In this example, the Python script mapper.py reads in a line of text input ("Old Macdonald Had A Farm") from a csv file and splits the line into individual words, emitting a new row for each word.
- Load example data.
>>> load_example_data("Script", ["barrier"])
- Create teradataml DataFrame objects.
>>> barrierdf = DataFrame.from_table("barrier")
- Create remote user environment.
>>> testenv = create_env('testenv', 'python_3.7.13', 'Demo environment') User environment testenv created.
>>> import os, teradataml
>>> teradataml_dir = os.path.dirname(teradataml.__file__)
- Create an APPLY object that allows user to run script.
>>> apply_obj = Apply(data=barrierdf, script_name='mapper.py', files_local_path= os.path.join(teradataml_dir, 'data', 'scripts'), apply_command='python3 mapper.py', data_order_column="Id", is_local_order=False, nulls_first=False, sort_ascending=False, returns={"word": VARCHAR(15), "count_input": VARCHAR(10)}, env_name=testenv, delimiter='\t')
- Run user script locally within Docker container and using data from the csv file.
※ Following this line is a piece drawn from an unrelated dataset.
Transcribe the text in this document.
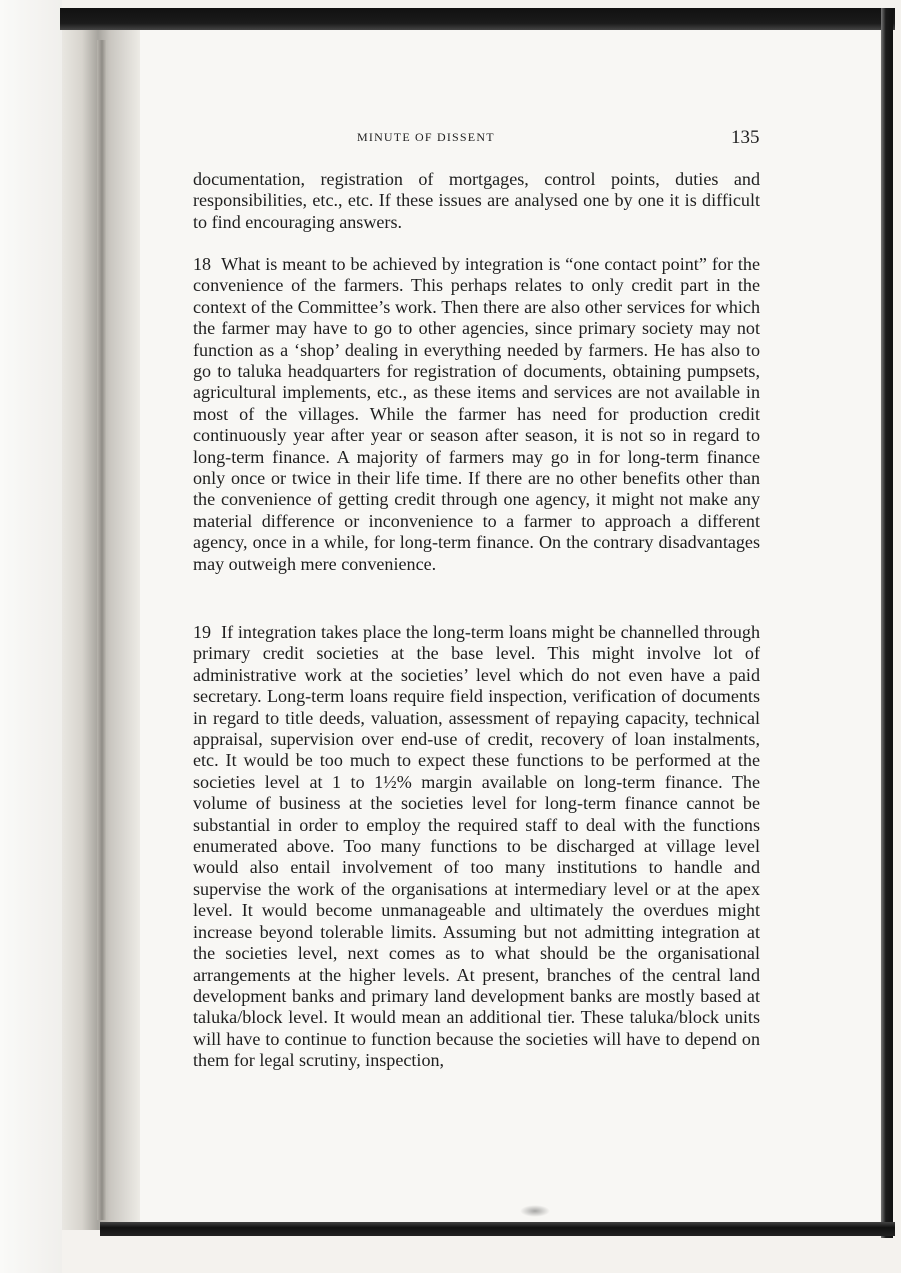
MINUTE OF DISSENT	135

documentation, registration of mortgages, control points, duties and responsibilities, etc., etc. If these issues are analysed one by one it is difficult to find encouraging answers.

18 What is meant to be achieved by integration is “one contact point” for the convenience of the farmers. This perhaps relates to only credit part in the context of the Committee’s work. Then there are also other services for which the farmer may have to go to other agencies, since primary society may not function as a ‘shop’ dealing in everything needed by farmers. He has also to go to taluka headquarters for registration of documents, obtaining pumpsets, agricultural implements, etc., as these items and services are not available in most of the villages. While the farmer has need for production credit continuously year after year or season after season, it is not so in regard to long-term finance. A majority of farmers may go in for long-term finance only once or twice in their life time. If there are no other benefits other than the convenience of getting credit through one agency, it might not make any material difference or inconvenience to a farmer to approach a different agency, once in a while, for long-term finance. On the contrary disadvantages may outweigh mere convenience.

19 If integration takes place the long-term loans might be channelled through primary credit societies at the base level. This might involve lot of administrative work at the societies’ level which do not even have a paid secretary. Long-term loans require field inspection, verification of documents in regard to title deeds, valuation, assessment of repaying capacity, technical appraisal, supervision over end-use of credit, recovery of loan instalments, etc. It would be too much to expect these functions to be performed at the societies level at 1 to 1½% margin available on long-term finance. The volume of business at the societies level for long-term finance cannot be substantial in order to employ the required staff to deal with the functions enumerated above. Too many functions to be discharged at village level would also entail involvement of too many institutions to handle and supervise the work of the organisations at intermediary level or at the apex level. It would become unmanageable and ultimately the overdues might increase beyond tolerable limits. Assuming but not admitting integration at the societies level, next comes as to what should be the organisational arrangements at the higher levels. At present, branches of the central land development banks and primary land development banks are mostly based at taluka/block level. It would mean an additional tier. These taluka/block units will have to continue to function because the societies will have to depend on them for legal scrutiny, inspection,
This helps the user to fix script level issues outside Open Analytics Framework.
- Set up the environment by providing local path to the Docker image file.
>>> apply_obj.setup_sto_env(docker_image_location='/tmp/sto_sandbox_docker_image.tar')) Loading image from /tmp/sto_sandbox_docker_image.tar. It may take few minutes. Image loaded successfully.
- Run user script locally in the Docker container.
>>> apply_obj.test_script(input_data_file=os.path.join(teradataml_dir, 'data', 'barrier.csv')) ############ STDOUT Output ############ word count_input 0 Macdonald 1 1 A 1 2 Farm 1 3 Had 1 4 Old 1 5 1 1
- Set up the environment by providing local path to the Docker image file.
- Install the script file in remote user environment.
>>> apply_obj.install_file(file_name=os.path.join(teradataml_dir, 'data', 'mapper.py')) File 'mapper.py' installed successfully in the remote user environment 'demo_env'.
- Run the user script in Open Analytics Framework
>>> apply_obj.execute_script() word count_input 0 Macdonald 1 1 A 1 2 Farm 1 3 Had 1 4 Old 1 5 1 1
- Remove the installed file from remote user environment.
>>> apply_obj.remove_file(file_name='mapper.py') File 'mapper.py' removed successfully from the remote user environment 'demo_env'.